I suspect the resilient Pundits have already kind of given up on the Valley, and in fact, many have done well in other parts of India. I have friends amongst them, and think we should do our all to ensure they are well settled in India. [ Or at least as well settled as the rest of us are :) ]

I hate thinking in terms of a "them", but in case, to hell with them, and good riddance.


Just came across a similar thought expressed by Swami Ankesaria Aiyer too. Reproducing the conclusion of his point of view :

India has sought integration with Kashmir, not colonial rule. But Kashmiris nevertheless demand azaadi. And ruling over those who resent it so strongly for so long is quasi-colonialism, regardless of our intentions.

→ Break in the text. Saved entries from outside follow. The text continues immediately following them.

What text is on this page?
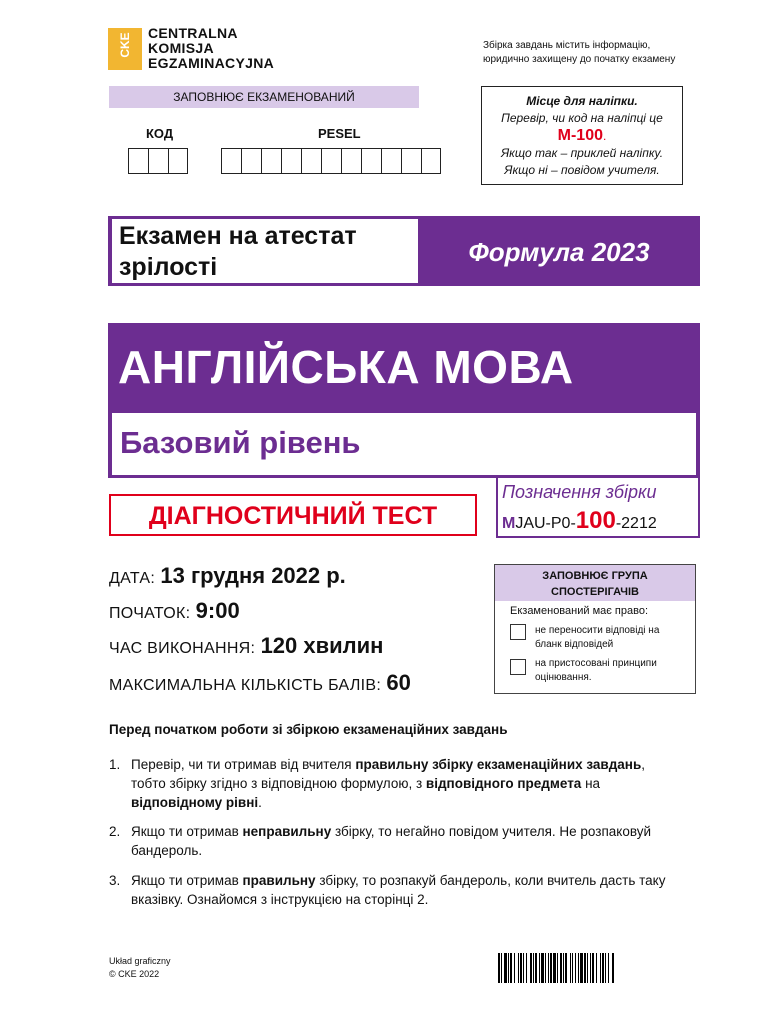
CKE CENTRALNA
KOMISJA
EGZAMINACYJNA
Збірка завдань містить інформацію,
юридично захищену до початку екзамену
ЗАПОВНЮЄ ЕКЗАМЕНОВАНИЙ
КОД	PESEL
Місце для наліпки.
Перевір, чи код на наліпці це
M-100.
Якщо так – приклей наліпку.
Якщо ні – повідом учителя.
Екзамен на атестат
зрілості	Формула 2023
АНГЛІЙСЬКА МОВА
Базовий рівень
ДІАГНОСТИЧНИЙ ТЕСТ
Позначення збірки
MJAU-P0-100-2212
ДАТА: 13 грудня 2022 р.
ПОЧАТОК: 9:00
ЧАС ВИКОНАННЯ: 120 хвилин
МАКСИМАЛЬНА КІЛЬКІСТЬ БАЛІВ: 60
ЗАПОВНЮЄ ГРУПА
СПОСТЕРІГАЧІВ
Екзаменований має право:
не переносити відповіді на
бланк відповідей
на пристосовані принципи
оцінювання.
Перед початком роботи зі збіркою екзаменаційних завдань
1. Перевір, чи ти отримав від вчителя правильну збірку екзаменаційних завдань, тобто збірку згідно з відповідною формулою, з відповідного предмета на відповідному рівні.
2. Якщо ти отримав неправильну збірку, то негайно повідом учителя. Не розпаковуй бандероль.
3. Якщо ти отримав правильну збірку, то розпакуй бандероль, коли вчитель дасть таку вказівку. Ознайомся з інструкцією на сторінці 2.
Układ graficzny
© CKE 2022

We promised Kashmiris a plebiscite six decades ago. Let us hold one now, and give them three choices: independence, union with Pakistan, and union with India. Almost certainly the Valley will opt for independence. Jammu will opt to stay with India, and probably Ladakh too. Let Kashmiris decide the outcome, not the politicians and armies of India and Pakistan.

So its definitely not an isolated thought. Its not gained political currency yet, but I guess as a first step, someone needs to make the thought of making this outcome an acceptable possibility - and to ensure this is presented as an extreme one-off step, with disastrous consequences for those who want it - but alas, we cannot really help them if they want out of a nation on the path of greatness. We had promised a plebiscite, so we're just making good on a promise.

1 comment:

SloganMurugan said...

Unfortunately, it is not so easy. Kashmir is a property than can be used to milk votes, keep dictators in power among other things and on both sides of the border.

Unfortunately, it's hell for 'them' for some time to come.